I think most people buy into that illusion a bit too much, though. I once seriously creeped a girl out by sending her an IM after we had chatted on IRC. About five minutes with google, her IRC handle and the college she went to was all it took. I hadn’t meant to startle her; I just saw something that made me want to follow up on the conversation, and she wasn’t on IRC. At least it was me, and not some stalker, right?

It would be totally easy to figure out my real name (if you wanted to wade through all 7000 of my posts – yikes, I can’t imagine why), but there’s no reason to make things too easy. Some of that is a gender thing for women (esp. those who live alone). Similarly, IRL my listing in the phone book is under J.M., not “Judy,” and I don’t say my name on my answering machine message. I maintain a secondary email account at yahoo as a more or less anonymous way of communicating with people from here and elsewhere on the web. That’s my contact email address here, though at least a dozen of my fellow Dopers have been switched over to my main account, which is a firstnamelastname address.

For me, the main point, though, is that I enjoy my twickster persona. She has a hell of a lot in common with me – but she’s not identical with me. Since I don’t even read, let alone post in, the TMI threads, it’s not that there’s info associated with my username that would embarrass me if I met you (and I knew that you knew that one time I …). So I guess that’s one of the ways twickster is like Judy – she’s got a strong sense of privacy. :wink: But it’s not about secretiveness – or creating a false persona – as much as it’s about downplaying some elements of my self (physical appearance, the occasional bad mood, etc.) in favor of emphasizing others (my humor, knowledge, empathy) – which are equally authentic to my self.

I agreed with the OP’s original point about being willing to stand behind my opinions, so I didn’t make up an anonymous name here. If someone really wanted to try, it wouldn’t be hard to deduce who I am just by putting together stuff I’ve posted here.

I’ve contemplated changing to some other ID, but I figure as long as I keep this name it helps keep my urges to post to the TMI threads in check. Or at least the worst of them. :slight_smile:

Shit - I’d love to have a name like Q the M’s or Bosda’s. :smiley:

I have no concerns about anonymity. Hi I’m Mitch Falter in Washington DC. I can certainly understand though why someone wouldn’t want their real name floating around the internet. Like Twickster said this goes double for women as the internet seems to breed stalkers like sea monkeys.

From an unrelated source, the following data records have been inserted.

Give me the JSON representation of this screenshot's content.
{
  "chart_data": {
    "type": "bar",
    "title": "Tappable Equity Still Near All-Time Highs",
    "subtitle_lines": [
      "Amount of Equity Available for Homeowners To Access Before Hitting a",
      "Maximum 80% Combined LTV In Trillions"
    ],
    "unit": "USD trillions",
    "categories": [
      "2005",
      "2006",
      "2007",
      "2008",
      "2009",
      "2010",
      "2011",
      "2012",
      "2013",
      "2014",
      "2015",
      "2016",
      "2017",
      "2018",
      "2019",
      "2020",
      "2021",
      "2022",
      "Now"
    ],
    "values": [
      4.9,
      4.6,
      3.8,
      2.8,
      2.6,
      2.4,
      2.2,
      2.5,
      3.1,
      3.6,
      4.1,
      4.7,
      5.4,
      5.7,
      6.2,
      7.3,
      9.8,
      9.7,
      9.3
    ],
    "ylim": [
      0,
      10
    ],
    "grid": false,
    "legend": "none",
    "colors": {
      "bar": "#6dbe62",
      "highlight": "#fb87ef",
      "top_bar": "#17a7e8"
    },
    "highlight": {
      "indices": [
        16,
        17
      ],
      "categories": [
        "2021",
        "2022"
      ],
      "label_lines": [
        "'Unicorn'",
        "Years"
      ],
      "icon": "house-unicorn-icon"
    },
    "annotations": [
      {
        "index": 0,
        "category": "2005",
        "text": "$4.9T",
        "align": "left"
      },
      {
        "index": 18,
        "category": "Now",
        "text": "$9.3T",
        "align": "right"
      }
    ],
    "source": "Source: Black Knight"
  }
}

What I don’t understand is people who won’t reveal even their general location. Many times I have read a post where a person’s location has direct bearing on the topic. Not only don’t they list it in their profile, they choose not to reveal so much as their state or country of residence. To me, barring special circumstances, goes beyond caution to paranoia.

Safety issue. I’m female and I want nothing to do with Joe Weirdo in Columbus OH who may be jacking off to my posts(not likely, but a girl can dream…jk).

I kinda like having a second persona–it’s fun. And here (and another bb I post on) I can say stuff that might be awkward face to face–and not just the pitting stuff. It’s easier, sometimes to talk about core issues with anonymity.